EFFORTS ARE UNDER WAY TO REVIEW existing requirements for laboratory certification under the federal Clinical Laboratory Improvement Act (CLIA). CLIA legislation was a response by Congress to widely-publicized failings in the quality and performance of certain cytology and office laboratories during the 1980s. It has been 16 years since the existing requirements took effect.
It was 1992 when these CLIA laboratory certification standards were published by the Centers for Medicare & Medicaid Services (CMS) and became effective. Since that time, laboratory medicine has seen new technologies, new assays, and new laboratory practices become accepted into clinical practice. The objective of this unfolding review and revision to CLIA laboratory certification requirements is to reflect these changes in laboratory practices in the CLIA laboratory standards.
In a recent intelligence briefing on the subject of quality management systems (QMS), THE DARK REPORT commented that it was likely that the “impending reform and updating of CLIA standards will include a requirement that, to maintain status as a CLIA-licensed laboratory, the candidate laboratory must demonstrate its effective use of quality management systems in its daily operations.” (See TDR, August 18, 2008.)
No Plans For QMS Standards
“That is simply not the case,” stated CMS Director of Laboratory Services, Judy Yost, in a recent telephone interview with THE DARK REPORT. “There is no plan to review and incorporate the principles of quality management systems into current CLIA standards any more than what currently exists.”

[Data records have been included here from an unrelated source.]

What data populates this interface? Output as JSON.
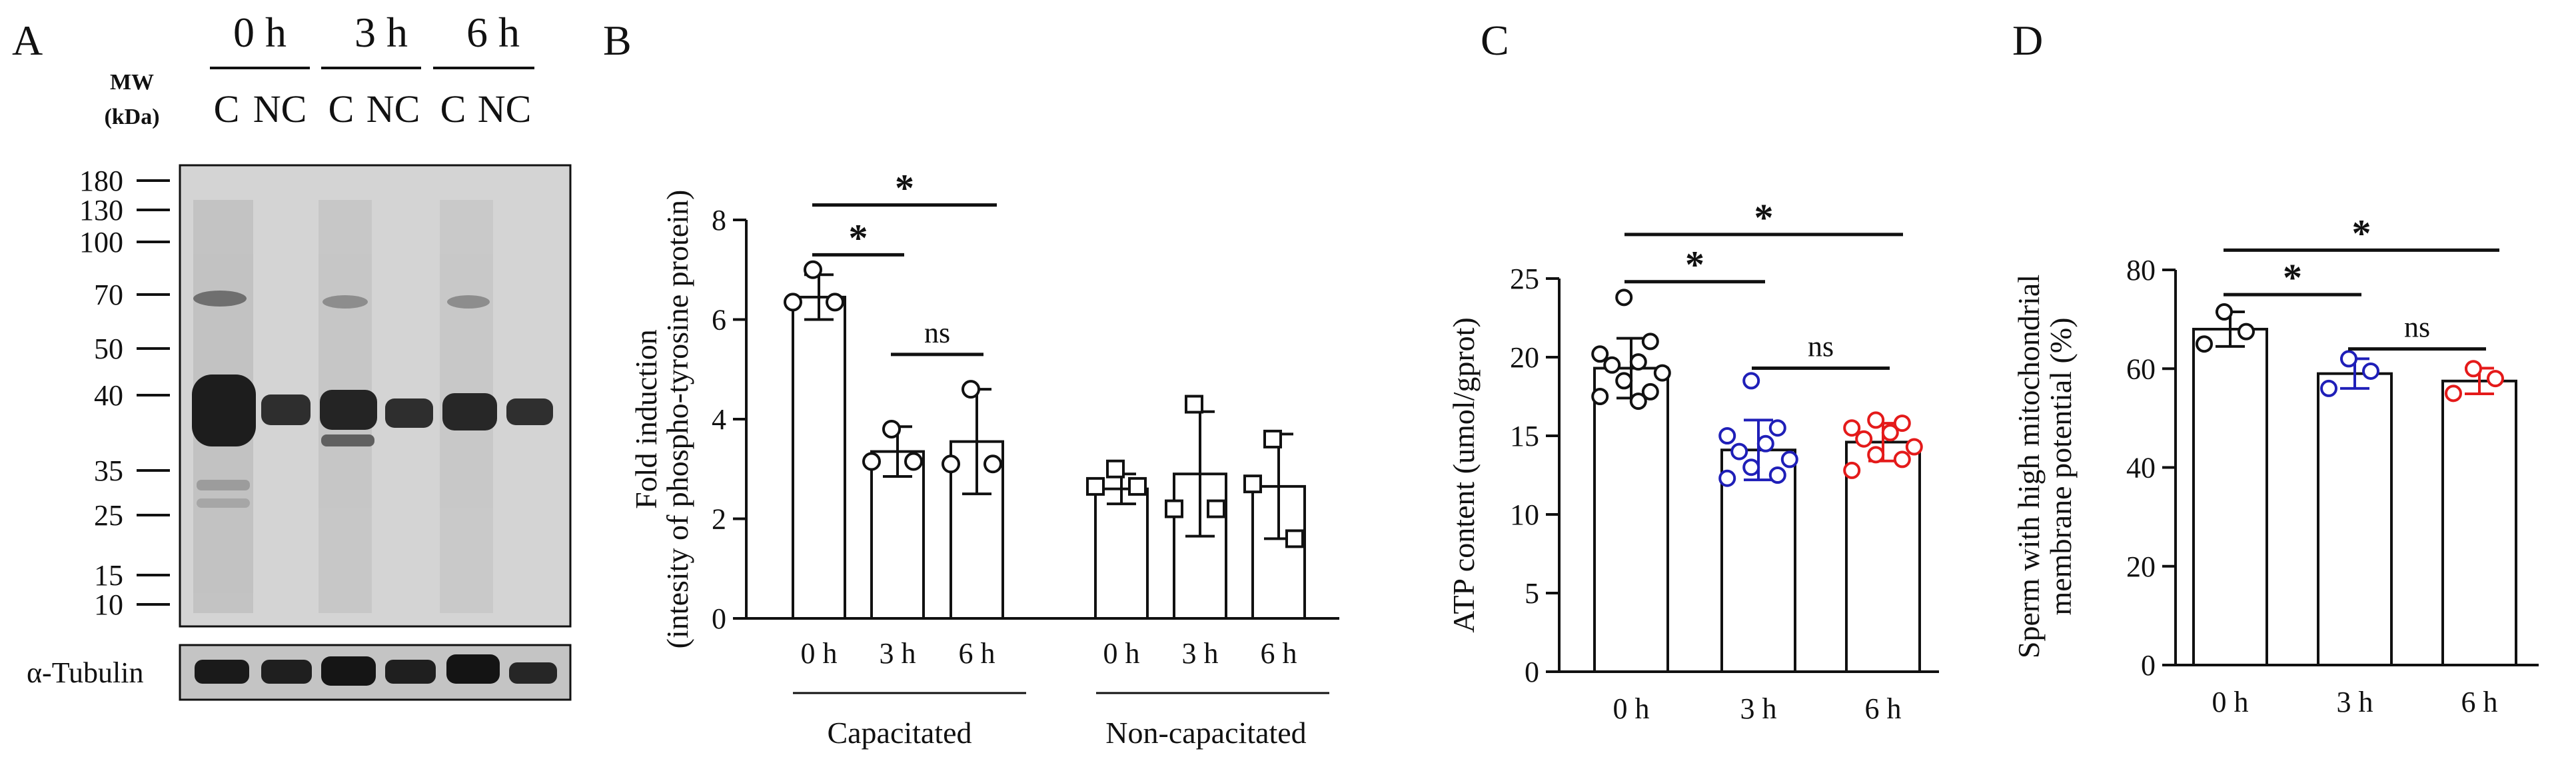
{
  "panels": {
    "A": {
      "letter": "A",
      "mw_label_1": "MW",
      "mw_label_2": "(kDa)",
      "time_headers": [
        "0 h",
        "3 h",
        "6 h"
      ],
      "lanes": [
        "C",
        "NC",
        "C",
        "NC",
        "C",
        "NC"
      ],
      "markers": [
        "180",
        "130",
        "100",
        "70",
        "50",
        "40",
        "35",
        "25",
        "15",
        "10"
      ],
      "loading_label": "α-Tubulin"
    },
    "B": {
      "letter": "B"
    },
    "C": {
      "letter": "C"
    },
    "D": {
      "letter": "D"
    }
  },
  "chart_data": [
    {
      "id": "B",
      "type": "bar",
      "ylabel_line1": "Fold induction",
      "ylabel_line2": "(intesity of phospho-tyrosine protein)",
      "ylim": [
        0,
        8
      ],
      "yticks": [
        "0",
        "2",
        "4",
        "6",
        "8"
      ],
      "groups": [
        "Capacitated",
        "Non-capacitated"
      ],
      "categories": [
        "0 h",
        "3 h",
        "6 h",
        "0 h",
        "3 h",
        "6 h"
      ],
      "values": [
        6.45,
        3.35,
        3.55,
        2.6,
        2.9,
        2.65
      ],
      "errors": [
        0.45,
        0.5,
        1.05,
        0.3,
        1.25,
        1.05
      ],
      "points": [
        [
          7.0,
          6.35,
          6.35
        ],
        [
          3.8,
          3.15,
          3.15
        ],
        [
          4.6,
          3.1,
          3.1
        ],
        [
          3.0,
          2.65,
          2.65
        ],
        [
          4.3,
          2.2,
          2.2
        ],
        [
          3.6,
          1.6,
          2.7
        ]
      ],
      "markers": [
        "circle",
        "circle",
        "circle",
        "square",
        "square",
        "square"
      ],
      "point_colors": [
        "#111111",
        "#111111",
        "#111111",
        "#111111",
        "#111111",
        "#111111"
      ],
      "significance": [
        {
          "from": 0,
          "to": 1,
          "label": "*",
          "y": 7.3
        },
        {
          "from": 0,
          "to": 2,
          "label": "*",
          "y": 8.3
        },
        {
          "from": 1,
          "to": 2,
          "label": "ns",
          "y": 5.3
        }
      ]
    },
    {
      "id": "C",
      "type": "bar",
      "ylabel_line1": "ATP content (umol/gprot)",
      "ylabel_line2": "",
      "ylim": [
        0,
        25
      ],
      "yticks": [
        "0",
        "5",
        "10",
        "15",
        "20",
        "25"
      ],
      "categories": [
        "0 h",
        "3 h",
        "6 h"
      ],
      "values": [
        19.3,
        14.1,
        14.6
      ],
      "errors": [
        1.9,
        1.9,
        1.2
      ],
      "points": [
        [
          23.8,
          21.0,
          20.2,
          19.7,
          19.5,
          19.0,
          18.5,
          17.8,
          17.5,
          17.2
        ],
        [
          18.5,
          15.5,
          15.0,
          14.5,
          14.0,
          13.5,
          13.0,
          12.5,
          12.3
        ],
        [
          16.0,
          15.8,
          15.5,
          15.2,
          14.8,
          14.3,
          13.8,
          13.5,
          12.8
        ]
      ],
      "markers": [
        "circle",
        "circle",
        "circle"
      ],
      "point_colors": [
        "#111111",
        "#1f1fb8",
        "#e41a1a"
      ],
      "significance": [
        {
          "from": 0,
          "to": 1,
          "label": "*",
          "y": 24.8
        },
        {
          "from": 0,
          "to": 2,
          "label": "*",
          "y": 27.8
        },
        {
          "from": 1,
          "to": 2,
          "label": "ns",
          "y": 19.3
        }
      ]
    },
    {
      "id": "D",
      "type": "bar",
      "ylabel_line1": "Sperm with high mitochondrial",
      "ylabel_line2": "membrane potential (%)",
      "ylim": [
        0,
        80
      ],
      "yticks": [
        "0",
        "20",
        "40",
        "60",
        "80"
      ],
      "categories": [
        "0 h",
        "3 h",
        "6 h"
      ],
      "values": [
        68,
        59,
        57.5
      ],
      "errors": [
        3.5,
        3.0,
        2.6
      ],
      "points": [
        [
          71.5,
          67.5,
          65.0
        ],
        [
          62.0,
          59.5,
          56.0
        ],
        [
          60.0,
          58.0,
          55.0
        ]
      ],
      "markers": [
        "circle",
        "circle",
        "circle"
      ],
      "point_colors": [
        "#111111",
        "#1f1fb8",
        "#e41a1a"
      ],
      "significance": [
        {
          "from": 0,
          "to": 1,
          "label": "*",
          "y": 75
        },
        {
          "from": 0,
          "to": 2,
          "label": "*",
          "y": 84
        },
        {
          "from": 1,
          "to": 2,
          "label": "ns",
          "y": 64
        }
      ]
    }
  ]
}
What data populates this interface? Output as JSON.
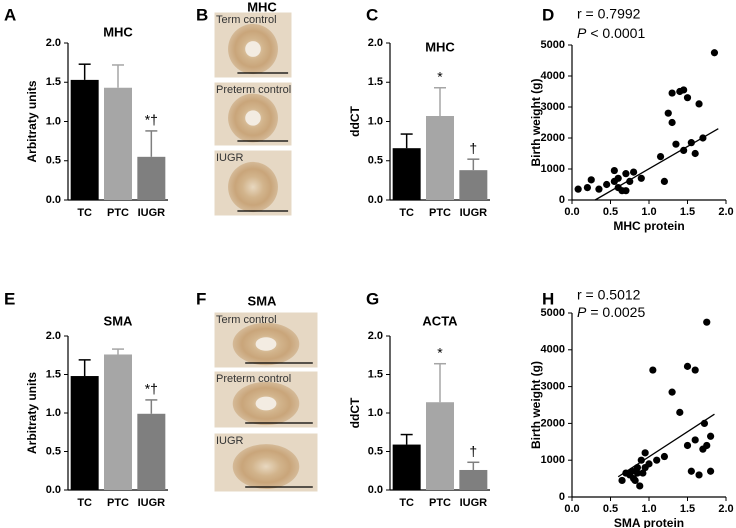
{
  "chart_data": [
    {
      "type": "bar",
      "panel": "A",
      "title": "MHC",
      "ylabel": "Arbitraty units",
      "categories": [
        "TC",
        "PTC",
        "IUGR"
      ],
      "values": [
        1.53,
        1.43,
        0.55
      ],
      "errors": [
        0.2,
        0.29,
        0.33
      ],
      "colors": [
        "#000000",
        "#a6a6a6",
        "#7f7f7f"
      ],
      "annotations": [
        null,
        null,
        "*†"
      ],
      "ylim": [
        0,
        2
      ],
      "yticks": [
        {
          "value": 0,
          "label": "0.0"
        },
        0.5,
        {
          "value": 1,
          "label": "1.0"
        },
        1.5,
        {
          "value": 2,
          "label": "2.0"
        }
      ]
    },
    {
      "type": "bar",
      "panel": "C",
      "title": "MHC",
      "ylabel": "ddCT",
      "categories": [
        "TC",
        "PTC",
        "IUGR"
      ],
      "values": [
        0.66,
        1.07,
        0.38
      ],
      "errors": [
        0.18,
        0.36,
        0.14
      ],
      "colors": [
        "#000000",
        "#a6a6a6",
        "#7f7f7f"
      ],
      "annotations": [
        null,
        "*",
        "†"
      ],
      "ylim": [
        0,
        2
      ],
      "yticks": [
        {
          "value": 0,
          "label": "0.0"
        },
        0.5,
        {
          "value": 1,
          "label": "1.0"
        },
        1.5,
        {
          "value": 2,
          "label": "2.0"
        }
      ]
    },
    {
      "type": "scatter",
      "panel": "D",
      "xlabel": "MHC protein",
      "ylabel": "Birth weight (g)",
      "r_text": "r = 0.7992",
      "p_symbol": "P",
      "p_text": "< 0.0001",
      "color": "#000000",
      "x": [
        0.08,
        0.2,
        0.25,
        0.35,
        0.45,
        0.55,
        0.55,
        0.6,
        0.65,
        0.6,
        0.7,
        0.7,
        0.75,
        0.8,
        0.9,
        1.15,
        1.2,
        1.25,
        1.3,
        1.3,
        1.35,
        1.4,
        1.45,
        1.45,
        1.5,
        1.55,
        1.6,
        1.65,
        1.7,
        1.85
      ],
      "y": [
        350,
        400,
        650,
        350,
        500,
        600,
        950,
        400,
        300,
        700,
        850,
        300,
        600,
        900,
        700,
        1400,
        600,
        2800,
        2500,
        3450,
        1800,
        3500,
        3550,
        1600,
        3300,
        1850,
        1500,
        3100,
        2000,
        4750
      ],
      "fit": {
        "x": [
          0.3,
          1.9
        ],
        "y": [
          0,
          2300
        ]
      },
      "xlim": [
        0,
        2
      ],
      "xticks": [
        {
          "value": 0,
          "label": "0.0"
        },
        0.5,
        {
          "value": 1,
          "label": "1.0"
        },
        1.5,
        {
          "value": 2,
          "label": "2.0"
        }
      ],
      "ylim": [
        0,
        5000
      ],
      "yticks": [
        0,
        1000,
        2000,
        3000,
        4000,
        5000
      ]
    },
    {
      "type": "bar",
      "panel": "E",
      "title": "SMA",
      "ylabel": "Arbitraty units",
      "categories": [
        "TC",
        "PTC",
        "IUGR"
      ],
      "values": [
        1.48,
        1.76,
        0.99
      ],
      "errors": [
        0.21,
        0.07,
        0.18
      ],
      "colors": [
        "#000000",
        "#a6a6a6",
        "#7f7f7f"
      ],
      "annotations": [
        null,
        null,
        "*†"
      ],
      "ylim": [
        0,
        2
      ],
      "yticks": [
        {
          "value": 0,
          "label": "0.0"
        },
        0.5,
        {
          "value": 1,
          "label": "1.0"
        },
        1.5,
        {
          "value": 2,
          "label": "2.0"
        }
      ]
    },
    {
      "type": "bar",
      "panel": "G",
      "title": "ACTA",
      "ylabel": "ddCT",
      "categories": [
        "TC",
        "PTC",
        "IUGR"
      ],
      "values": [
        0.59,
        1.14,
        0.26
      ],
      "errors": [
        0.13,
        0.5,
        0.1
      ],
      "colors": [
        "#000000",
        "#a6a6a6",
        "#7f7f7f"
      ],
      "annotations": [
        null,
        "*",
        "†"
      ],
      "ylim": [
        0,
        2
      ],
      "yticks": [
        {
          "value": 0,
          "label": "0.0"
        },
        0.5,
        {
          "value": 1,
          "label": "1.0"
        },
        1.5,
        {
          "value": 2,
          "label": "2.0"
        }
      ]
    },
    {
      "type": "scatter",
      "panel": "H",
      "xlabel": "SMA protein",
      "ylabel": "Birth weight (g)",
      "r_text": "r = 0.5012",
      "p_symbol": "P",
      "p_text": "= 0.0025",
      "color": "#000000",
      "x": [
        0.65,
        0.7,
        0.75,
        0.78,
        0.8,
        0.82,
        0.85,
        0.85,
        0.88,
        0.9,
        0.92,
        0.95,
        0.95,
        1.0,
        1.05,
        1.1,
        1.2,
        1.3,
        1.4,
        1.5,
        1.5,
        1.55,
        1.6,
        1.6,
        1.65,
        1.7,
        1.72,
        1.75,
        1.75,
        1.8,
        1.8
      ],
      "y": [
        450,
        650,
        600,
        700,
        500,
        450,
        800,
        650,
        300,
        1000,
        650,
        800,
        1200,
        900,
        3450,
        1000,
        1100,
        2850,
        2300,
        3550,
        1400,
        700,
        1550,
        3450,
        600,
        1300,
        2000,
        4750,
        1400,
        700,
        1650
      ],
      "fit": {
        "x": [
          0.6,
          1.85
        ],
        "y": [
          550,
          2250
        ]
      },
      "xlim": [
        0,
        2
      ],
      "xticks": [
        {
          "value": 0,
          "label": "0.0"
        },
        0.5,
        {
          "value": 1,
          "label": "1.0"
        },
        1.5,
        {
          "value": 2,
          "label": "2.0"
        }
      ],
      "ylim": [
        0,
        5000
      ],
      "yticks": [
        0,
        1000,
        2000,
        3000,
        4000,
        5000
      ]
    }
  ],
  "image_panels": [
    {
      "panel": "B",
      "title": "MHC",
      "images": [
        "Term control",
        "Preterm control",
        "IUGR"
      ]
    },
    {
      "panel": "F",
      "title": "SMA",
      "images": [
        "Term control",
        "Preterm control",
        "IUGR"
      ]
    }
  ]
}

Yost further noted that the ongoing review is neither a reform nor a major overhaul to existing CLIA requirements. “What is intended is to update the proficiency testing (PT) standards for laboratories, PT programs and the list of analytes for which PT is required to better align with the current practice of laboratory medicine,” she stated. “At its core, CLIA is a program to ensure quality testing in laboratories covered under these regulations.”
CLIA Licensure Standards
One factor that increases the complexity of developing appropriate CLIA laboratory licensure standards is that the requirements must be appropriate to sup- port accurate testing in a variety of laboratory types and settings. More than 206,000 CLIA certified laboratories operate in this country. These labs can be small and located in physicians’ offices, clinics and a multitude of other sites. They include the various laboratory testing sites in hospitals, integrated healthcare systems and reference laboratories.
Since introduction of the CLIA laboratory certification program in 1992, CMS’ inspection and proficiency testing (PT) data indicate improved performance over time. As well, there have only been isolated examples where a laboratory has systematically failed in ways that put patients at risk because of inaccurate or false test results.